Harmoninews.com (Jakarta Pusat) – Polres Metro Jakarta Pusat mengamankan empat orang yang diduga membawa obat keras daftar G jenis tramadol dalam Operasi Cipta Kondisi (Cipkon) dan razia stasioner yang digelar di sejumlah titik wilayah Jakarta Pusat, Kamis (4/6/2026) dini hari.
Operasi yang berlangsung mulai pukul 01.00 WIB hingga 03.30 WIB itu melibatkan 137 personel gabungan dari Polres Metro Jakarta Pusat dan Polsek jajaran. Kegiatan difokuskan untuk mengantisipasi kejahatan jalanan, peredaran narkotika, senjata tajam, serta kendaraan yang diduga terkait tindak pidana.
Kapolres Metro Jakarta Pusat Kombes Pol. Reynold E.P. Hutagalung mengatakan kegiatan cipta kondisi merupakan upaya preventif yang terus dilakukan untuk menjaga keamanan dan ketertiban masyarakat.
“Kami secara rutin melaksanakan operasi cipta kondisi pada jam-jam rawan guna mencegah berbagai potensi gangguan kamtibmas. Dari hasil kegiatan dini hari ini, petugas mengamankan empat orang yang kedapatan membawa obat keras daftar G jenis tramadol dan saat ini masih dalam proses pemeriksaan lebih lanjut,” kata Reynold dalam keterangannya, Kamis (4/6/2026).
Dua orang diamankan oleh jajaran Polsek Metro Gambir saat melintas menggunakan sepeda motor di kawasan Pecenongan dan sekitarnya. Dari tangan keduanya, petugas menemukan satu strip tramadol yang masih berisi tujuh butir tablet.

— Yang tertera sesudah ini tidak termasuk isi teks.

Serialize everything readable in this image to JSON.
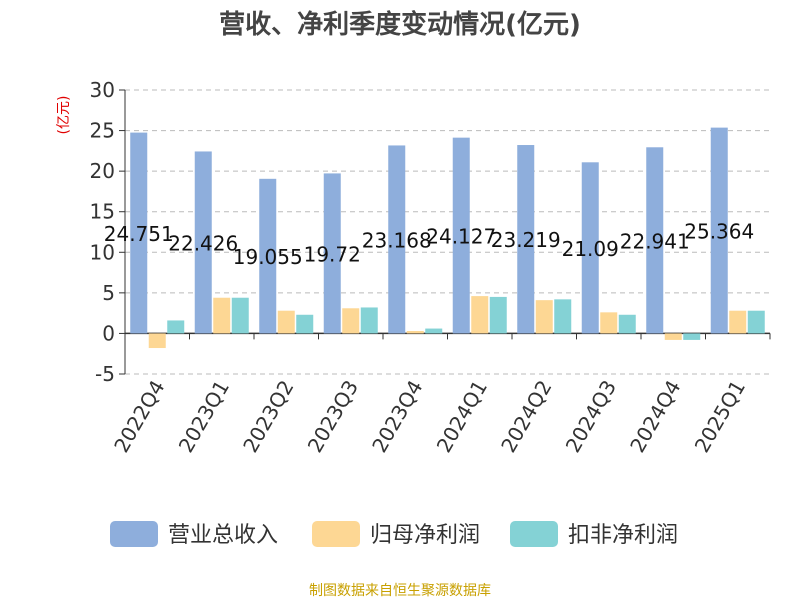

Selain itu, petugas juga mengamankan tiga sepeda motor yang tidak dilengkapi dokumen kendaraan yang sah dan diduga bermasalah.

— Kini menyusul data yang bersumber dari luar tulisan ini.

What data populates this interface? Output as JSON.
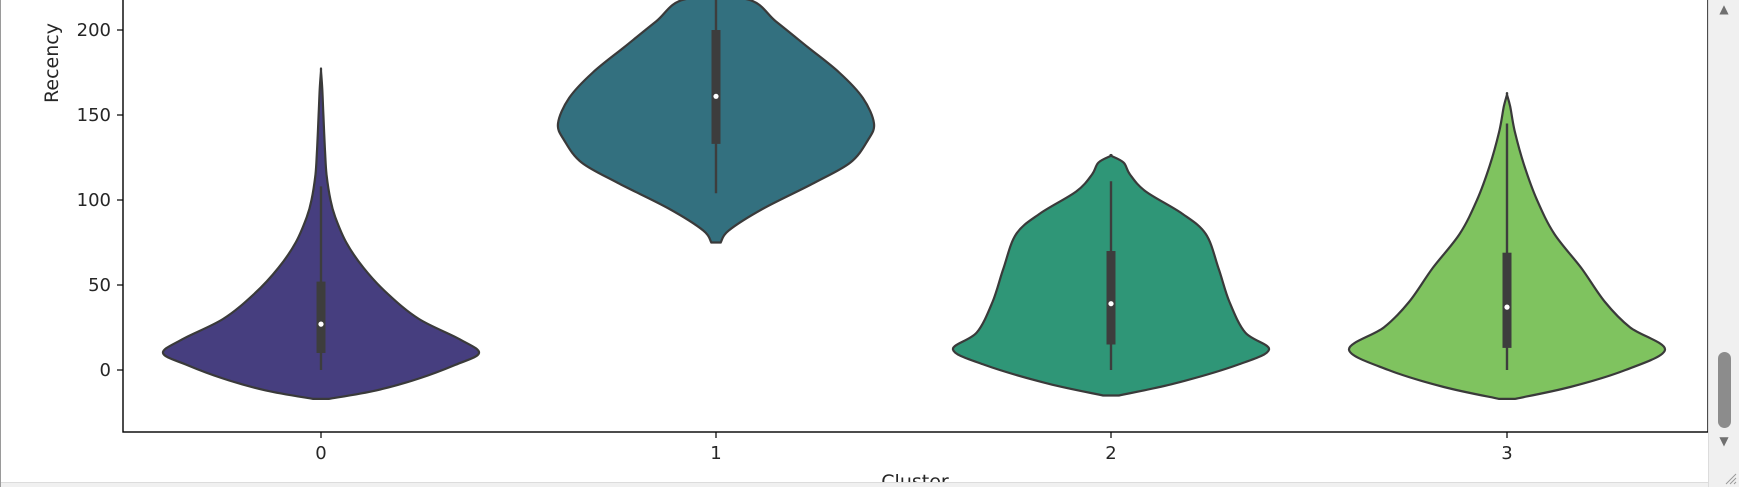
{
  "chart_data": {
    "type": "violin",
    "title": "",
    "xlabel": "Cluster",
    "ylabel": "Recency",
    "categories": [
      "0",
      "1",
      "2",
      "3"
    ],
    "ylim": [
      -36,
      218
    ],
    "yticks": [
      0,
      50,
      100,
      150,
      200
    ],
    "grid": false,
    "violins": [
      {
        "category": "0",
        "color": "#463e7f",
        "min": 0,
        "q1": 10,
        "median": 27,
        "q3": 52,
        "whisker_high": 108,
        "range": [
          -17,
          176
        ],
        "profile": [
          [
            -17,
            0.05
          ],
          [
            -12,
            0.35
          ],
          [
            -5,
            0.62
          ],
          [
            3,
            0.85
          ],
          [
            10,
            1.0
          ],
          [
            18,
            0.88
          ],
          [
            30,
            0.62
          ],
          [
            45,
            0.42
          ],
          [
            60,
            0.27
          ],
          [
            75,
            0.16
          ],
          [
            90,
            0.09
          ],
          [
            100,
            0.06
          ],
          [
            115,
            0.035
          ],
          [
            130,
            0.025
          ],
          [
            150,
            0.015
          ],
          [
            165,
            0.008
          ],
          [
            176,
            0.0
          ]
        ]
      },
      {
        "category": "1",
        "color": "#33707f",
        "min": 104,
        "q1": 133,
        "median": 161,
        "q3": 200,
        "whisker_high": 218,
        "range": [
          75,
          218
        ],
        "profile": [
          [
            75,
            0.03
          ],
          [
            82,
            0.08
          ],
          [
            95,
            0.3
          ],
          [
            110,
            0.62
          ],
          [
            122,
            0.85
          ],
          [
            135,
            0.96
          ],
          [
            145,
            1.0
          ],
          [
            160,
            0.93
          ],
          [
            175,
            0.78
          ],
          [
            190,
            0.58
          ],
          [
            205,
            0.38
          ],
          [
            218,
            0.2
          ]
        ]
      },
      {
        "category": "2",
        "color": "#2f9677",
        "min": 0,
        "q1": 15,
        "median": 39,
        "q3": 70,
        "whisker_high": 111,
        "range": [
          -15,
          126
        ],
        "profile": [
          [
            -15,
            0.05
          ],
          [
            -8,
            0.4
          ],
          [
            3,
            0.8
          ],
          [
            12,
            1.0
          ],
          [
            22,
            0.85
          ],
          [
            40,
            0.75
          ],
          [
            60,
            0.68
          ],
          [
            80,
            0.6
          ],
          [
            92,
            0.45
          ],
          [
            105,
            0.22
          ],
          [
            115,
            0.12
          ],
          [
            122,
            0.08
          ],
          [
            126,
            0.0
          ]
        ]
      },
      {
        "category": "3",
        "color": "#7fc35f",
        "min": 0,
        "q1": 13,
        "median": 37,
        "q3": 69,
        "whisker_high": 145,
        "range": [
          -17,
          162
        ],
        "profile": [
          [
            -17,
            0.05
          ],
          [
            -10,
            0.4
          ],
          [
            0,
            0.75
          ],
          [
            12,
            1.0
          ],
          [
            25,
            0.78
          ],
          [
            40,
            0.62
          ],
          [
            60,
            0.47
          ],
          [
            80,
            0.3
          ],
          [
            100,
            0.19
          ],
          [
            120,
            0.11
          ],
          [
            140,
            0.05
          ],
          [
            155,
            0.02
          ],
          [
            162,
            0.0
          ]
        ]
      }
    ]
  },
  "ui": {
    "scroll_up_icon": "▲",
    "scroll_down_icon": "▼"
  }
}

Sementara di wilayah Tanah Abang, petugas mengamankan dua orang lainnya yang kedapatan membawa enam butir tablet diduga tramadol saat melintas di kawasan Jalan KS Tubun. Kedua terduga pelaku berikut barang bukti langsung dibawa ke kantor polisi untuk pemeriksaan lebih lanjut.
Dalam operasi tersebut, petugas juga melakukan pemeriksaan terhadap sejumlah kendaraan roda dua yang tidak membawa surat-surat kendaraan. Beberapa pengendara yang dapat menunjukkan dokumen kendaraannya setelah dilakukan pengecekan diberikan teguran secara humanis.

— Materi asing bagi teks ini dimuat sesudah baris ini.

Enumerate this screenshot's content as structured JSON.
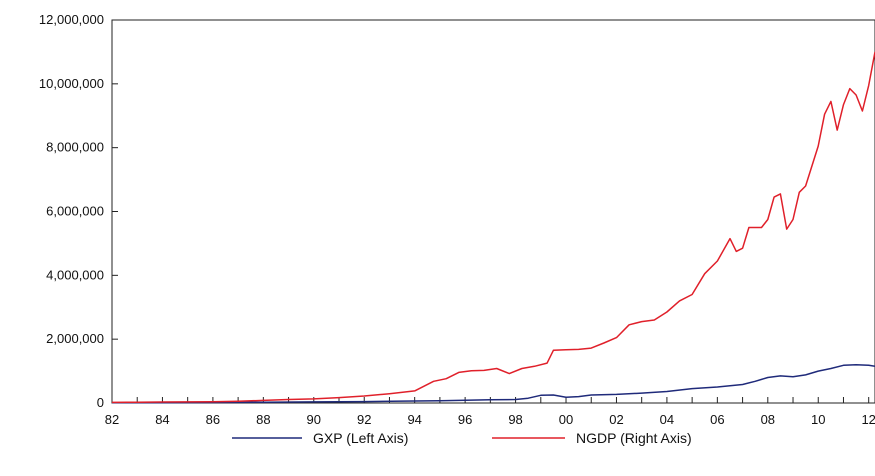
{
  "chart_data": {
    "type": "line",
    "title": "",
    "xlabel": "",
    "ylabel": "",
    "ylim": [
      0,
      12000000
    ],
    "xlim": [
      1982,
      2012.25
    ],
    "x_tick_labels": [
      "82",
      "84",
      "86",
      "88",
      "90",
      "92",
      "94",
      "96",
      "98",
      "00",
      "02",
      "04",
      "06",
      "08",
      "10",
      "12"
    ],
    "x_tick_values": [
      1982,
      1984,
      1986,
      1988,
      1990,
      1992,
      1994,
      1996,
      1998,
      2000,
      2002,
      2004,
      2006,
      2008,
      2010,
      2012
    ],
    "y_tick_labels": [
      "0",
      "2,000,000",
      "4,000,000",
      "6,000,000",
      "8,000,000",
      "10,000,000",
      "12,000,000"
    ],
    "y_tick_values": [
      0,
      2000000,
      4000000,
      6000000,
      8000000,
      10000000,
      12000000
    ],
    "grid": false,
    "legend_position": "bottom",
    "series": [
      {
        "name": "GXP (Left Axis)",
        "color": "#1f2a7a",
        "points": [
          [
            1982.0,
            5000
          ],
          [
            1984.0,
            10000
          ],
          [
            1986.0,
            15000
          ],
          [
            1988.0,
            25000
          ],
          [
            1990.0,
            35000
          ],
          [
            1992.0,
            45000
          ],
          [
            1993.5,
            60000
          ],
          [
            1995.0,
            70000
          ],
          [
            1996.0,
            85000
          ],
          [
            1997.0,
            100000
          ],
          [
            1998.0,
            110000
          ],
          [
            1998.5,
            150000
          ],
          [
            1999.0,
            240000
          ],
          [
            1999.5,
            250000
          ],
          [
            2000.0,
            180000
          ],
          [
            2000.5,
            200000
          ],
          [
            2001.0,
            250000
          ],
          [
            2002.0,
            270000
          ],
          [
            2003.0,
            310000
          ],
          [
            2004.0,
            360000
          ],
          [
            2005.0,
            450000
          ],
          [
            2006.0,
            500000
          ],
          [
            2007.0,
            580000
          ],
          [
            2007.5,
            680000
          ],
          [
            2008.0,
            800000
          ],
          [
            2008.5,
            850000
          ],
          [
            2009.0,
            820000
          ],
          [
            2009.5,
            880000
          ],
          [
            2010.0,
            1000000
          ],
          [
            2010.5,
            1080000
          ],
          [
            2011.0,
            1180000
          ],
          [
            2011.5,
            1200000
          ],
          [
            2012.0,
            1180000
          ],
          [
            2012.25,
            1150000
          ]
        ]
      },
      {
        "name": "NGDP (Right Axis)",
        "color": "#e0202a",
        "points": [
          [
            1982.0,
            20000
          ],
          [
            1983.0,
            25000
          ],
          [
            1984.0,
            30000
          ],
          [
            1985.0,
            35000
          ],
          [
            1986.0,
            40000
          ],
          [
            1987.0,
            55000
          ],
          [
            1988.0,
            80000
          ],
          [
            1989.0,
            110000
          ],
          [
            1990.0,
            130000
          ],
          [
            1991.0,
            170000
          ],
          [
            1992.0,
            220000
          ],
          [
            1993.0,
            290000
          ],
          [
            1994.0,
            380000
          ],
          [
            1994.75,
            680000
          ],
          [
            1995.25,
            760000
          ],
          [
            1995.75,
            960000
          ],
          [
            1996.25,
            1010000
          ],
          [
            1996.75,
            1020000
          ],
          [
            1997.25,
            1080000
          ],
          [
            1997.75,
            920000
          ],
          [
            1998.25,
            1080000
          ],
          [
            1998.75,
            1150000
          ],
          [
            1999.25,
            1250000
          ],
          [
            1999.5,
            1650000
          ],
          [
            2000.0,
            1670000
          ],
          [
            2000.5,
            1680000
          ],
          [
            2001.0,
            1720000
          ],
          [
            2001.5,
            1880000
          ],
          [
            2002.0,
            2050000
          ],
          [
            2002.5,
            2450000
          ],
          [
            2003.0,
            2550000
          ],
          [
            2003.5,
            2600000
          ],
          [
            2004.0,
            2850000
          ],
          [
            2004.5,
            3200000
          ],
          [
            2005.0,
            3400000
          ],
          [
            2005.5,
            4050000
          ],
          [
            2006.0,
            4450000
          ],
          [
            2006.5,
            5150000
          ],
          [
            2006.75,
            4750000
          ],
          [
            2007.0,
            4850000
          ],
          [
            2007.25,
            5500000
          ],
          [
            2007.75,
            5500000
          ],
          [
            2008.0,
            5750000
          ],
          [
            2008.25,
            6450000
          ],
          [
            2008.5,
            6550000
          ],
          [
            2008.75,
            5450000
          ],
          [
            2009.0,
            5750000
          ],
          [
            2009.25,
            6600000
          ],
          [
            2009.5,
            6800000
          ],
          [
            2010.0,
            8050000
          ],
          [
            2010.25,
            9050000
          ],
          [
            2010.5,
            9450000
          ],
          [
            2010.75,
            8550000
          ],
          [
            2011.0,
            9350000
          ],
          [
            2011.25,
            9850000
          ],
          [
            2011.5,
            9650000
          ],
          [
            2011.75,
            9150000
          ],
          [
            2012.0,
            9950000
          ],
          [
            2012.25,
            11000000
          ]
        ]
      }
    ]
  }
}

Reynold menegaskan bahwa secara umum situasi keamanan selama pelaksanaan operasi berlangsung aman dan kondusif.
“Selain penindakan, kegiatan ini juga bertujuan memberikan efek pencegahan agar masyarakat tidak membawa atau mengedarkan obat-obatan terlarang serta selalu melengkapi dokumen kendaraan saat berkendara. Kehadiran polisi di lapangan merupakan bentuk komitmen kami dalam memberikan rasa aman kepada masyarakat,” ujarnya.
Ia juga mengimbau masyarakat untuk berperan aktif menjaga lingkungan dan segera melapor apabila menemukan tindak kriminalitas maupun aktivitas yang mencurigakan.
“Apabila masyarakat membutuhkan bantuan kepolisian atau menemukan adanya gangguan kamtibmas, segera hubungi layanan darurat Polri di nomor 110. Kami siap memberikan pelayanan selama 24 jam,” pungkas Reynold.
Dari hasil operasi tersebut, tidak ditemukan kasus narkotika maupun kepemilikan senjata api dan senjata tajam. Sementara total empat orang yang diamankan terkait kepemilikan obat keras daftar G masih menjalani proses pemeriksaan oleh penyidik.